Al  respecto,  la Sala ha reiterado:  

“(…)  [N]o  se considera procedente ningún otro instrumento diferente de  reestudio, incluida como es natural la acción de tutela,  porque se convertiría en un mecanismo llamado a minar las  determinaciones tomadas en desarrollo de un trámite de  indiscutido raigambre constitucional.”  

“Al  caso importa recordar, que la acción de tutela es subsidiaria,  procede cuando los derechos que se invocan como vulnerados no puedan  ser protegidos por medios judiciales ordinarios que tienen  preferencia, por lo que, entonces, no es posible entablarla como si  la jurisdicción constitucional fuera paralela a la ordinaria,  en cuanto que ella ‘tiene un carácter netamente  subsidiario o residual que comporta su improcedencia cuando la  persona que se siente afectada dispuso de medios de defensa judicial  ordinarios’ (sentencia del 20 de marzo de 2001, exp. 337),  máxime cuando está claro que, (…)  en  el pasado se examinó lo relacionado con el memorado  incumplimiento, habiéndose concluido que, en suma, el Tribunal  no incurrió en una actitud rebelde o desobediente respecto de  la orden del juez constitucional, por lo que se denegó la  imposición de las sanciones solicitadas por los ahora  accionantes, quedando en esos puntuales términos  definitivamente agotada la jurisdicción constitucional (…)”2.  
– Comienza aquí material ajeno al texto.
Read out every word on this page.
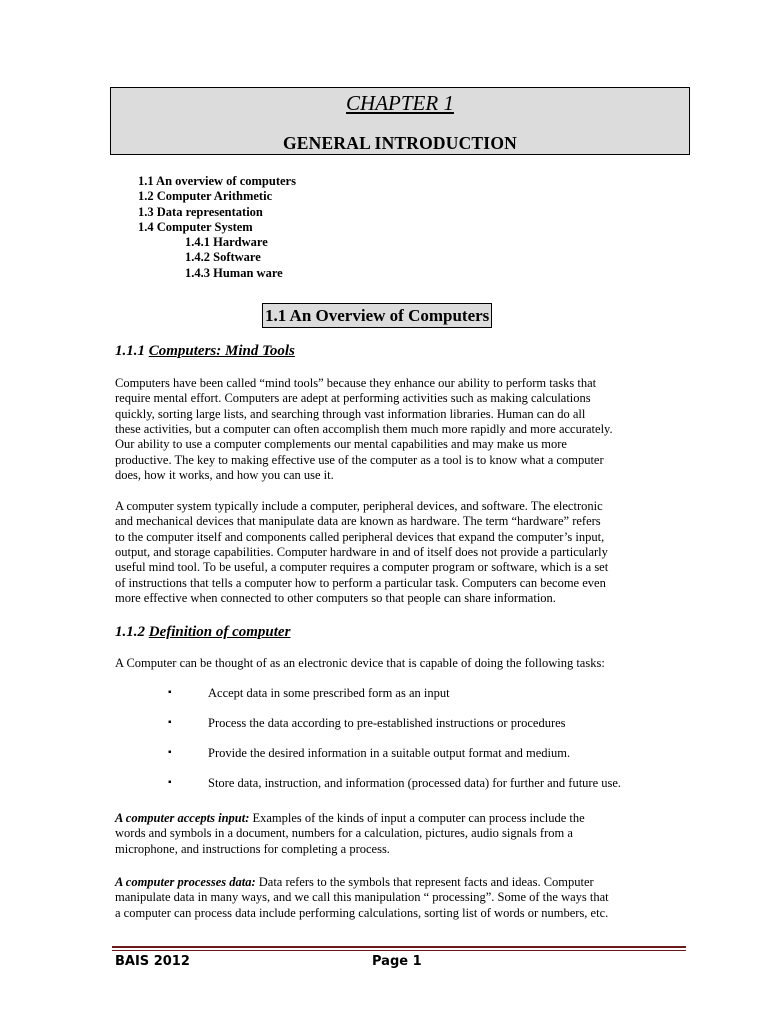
CHAPTER 1
GENERAL INTRODUCTION
1.1 An overview of computers
1.2 Computer Arithmetic
1.3 Data representation
1.4 Computer System
1.4.1 Hardware
1.4.2 Software
1.4.3 Human ware
1.1 An Overview of Computers
1.1.1 Computers: Mind Tools
Computers have been called “mind tools” because they enhance our ability to perform tasks that
require mental effort. Computers are adept at performing activities such as making calculations
quickly, sorting large lists, and searching through vast information libraries. Human can do all
these activities, but a computer can often accomplish them much more rapidly and more accurately.
Our ability to use a computer complements our mental capabilities and may make us more
productive. The key to making effective use of the computer as a tool is to know what a computer
does, how it works, and how you can use it.
A computer system typically include a computer, peripheral devices, and software. The electronic
and mechanical devices that manipulate data are known as hardware. The term “hardware” refers
to the computer itself and components called peripheral devices that expand the computer’s input,
output, and storage capabilities. Computer hardware in and of itself does not provide a particularly
useful mind tool. To be useful, a computer requires a computer program or software, which is a set
of instructions that tells a computer how to perform a particular task. Computers can become even
more effective when connected to other computers so that people can share information.
1.1.2 Definition of computer
A Computer can be thought of as an electronic device that is capable of doing the following tasks:
▪	Accept data in some prescribed form as an input
▪	Process the data according to pre-established instructions or procedures
▪	Provide the desired information in a suitable output format and medium.
▪	Store data, instruction, and information (processed data) for further and future use.
A computer accepts input: Examples of the kinds of input a computer can process include the
words and symbols in a document, numbers for a calculation, pictures, audio signals from a
microphone, and instructions for completing a process.
A computer processes data: Data refers to the symbols that represent facts and ideas. Computer
manipulate data in many ways, and we call this manipulation “ processing”. Some of the ways that
a computer can process data include performing calculations, sorting list of words or numbers, etc.
BAIS 2012	Page 1
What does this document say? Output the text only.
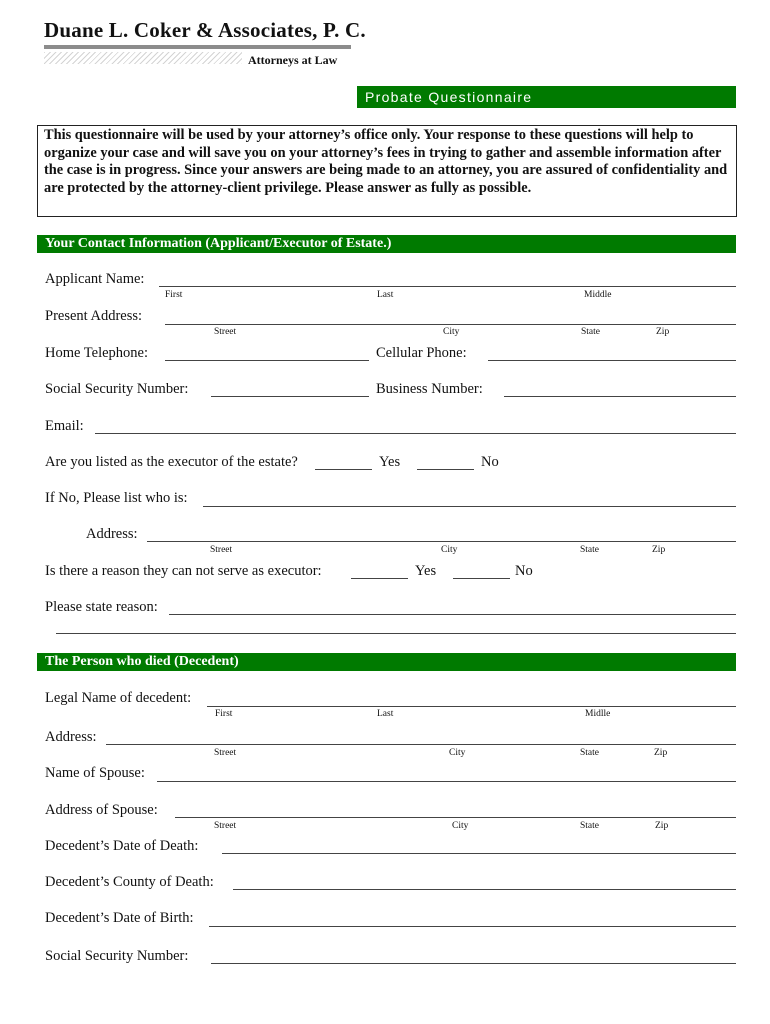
Duane L. Coker & Associates, P. C.
Attorneys at Law
Probate Questionnaire
This questionnaire will be used by your attorney’s office only. Your response to these questions will help to organize your case and will save you on your attorney’s fees in trying to gather and assemble information after the case is in progress. Since your answers are being made to an attorney, you are assured of confidentiality and are protected by the attorney-client privilege. Please answer as fully as possible.
Your Contact Information (Applicant/Executor of Estate.)
Applicant Name:
First	Last	Middle
Present Address:
Street	City	State	Zip
Home Telephone:	Cellular Phone:
Social Security Number:	Business Number:
Email:
Are you listed as the executor of the estate?	Yes	No
If No, Please list who is:
Address:
Street	City	State	Zip
Is there a reason they can not serve as executor:	Yes	No
Please state reason:
The Person who died (Decedent)
Legal Name of decedent:
First	Last	Midlle
Address:
Street	City	State	Zip
Name of Spouse:
Address of Spouse:
Street	City	State	Zip
Decedent’s Date of Death:
Decedent’s County of Death:
Decedent’s Date of Birth:
Social Security Number:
4.  Al margen de lo anterior, con miras a garantizar las prerrogativas  aquí deprecadas y el estricto cumplimiento del fallo dictado  por la Sala de Casación Laboral, se  exhorta  a la Secretaría General de la Corte Constitucional para que  agilice la remisión del plenario extrañado a la Sala  Civil Familia del Tribunal Superior del Distrito Judicial de  Cartagena, para que allí superado el inconveniente relacionado  con el poder otorgado por el actor al abogado Marino Aguilar  Baldrich, documento que afirma el interesado “(…) fue  sustraído de las diligencias  (…)”, se envíe a esta Sala de Casación  para surtir la alzada propuesta.  

5.  Por las razones anotadas, el amparo deprecado será negado.            

3. DECISIÓN  

En mérito  de lo expuesto, la Corte Suprema de Justicia, en Sala de Casación  Civil, administrando justicia en nombre de la República y por  autoridad de la ley,  

RESUELVE:  

PRIMERO:  NEGAR la  tutela solicitada por Jesús Antonio Correa Orozco frente a la  Sala Civil Familia del Tribunal Superior del Distrito Judicial de  Cartagena, específicamente contra la magistrada Betty Fortich  Pérez; extensiva al Secretario tanto de la referida  Corporación como de la Corte Constitucional, con ocasión  de otra salvaguarda promovida por el aquí actor respecto del  Juzgado Quinto Civil del Circuito de la misma ciudad.  

SEGUNDO:  Notifíquese  lo así decidido, mediante comunicación telegráfica,  a todos los interesados.  

TERCERO:  Si  este fallo no fuere impugnado, remítase el expediente a la  Corte Constitucional para su eventual revisión.  

NOTIFÍQUESE  Y CÚMPLASE  

LUIS  ARMANDO TOLOSA VILLABONA  

Presidente  de Sala  

MARGARITA  CABELLO BLANCO  

ÁLVARO  FERNANDO GARCÍA RESTREPO  

FERNANDO  GIRALDO GUTIÉRREZ  

ARIEL  SALAZAR RAMÍREZ  

1CSJ          STC          14          de noviembre 2006, exp. 00131-01.  

2CSJ          STC          29          de noviembre 2006, exp. 01927-01 de 22 de enero          de 2008, exp. 02092-00;          véanse igualmente los fallos de 10 de julio y 9 de septiembre          de 2008, exps. 01034-00          y 00097-01;          criterio recientemente reiterado en los          fallos          de 19 de abril de 2013, exp.          No. 11001 02 03 000 2013 -00564-00          y de 6 de junio de 2013, exp. 05001-22-13-000-2013-00272-01.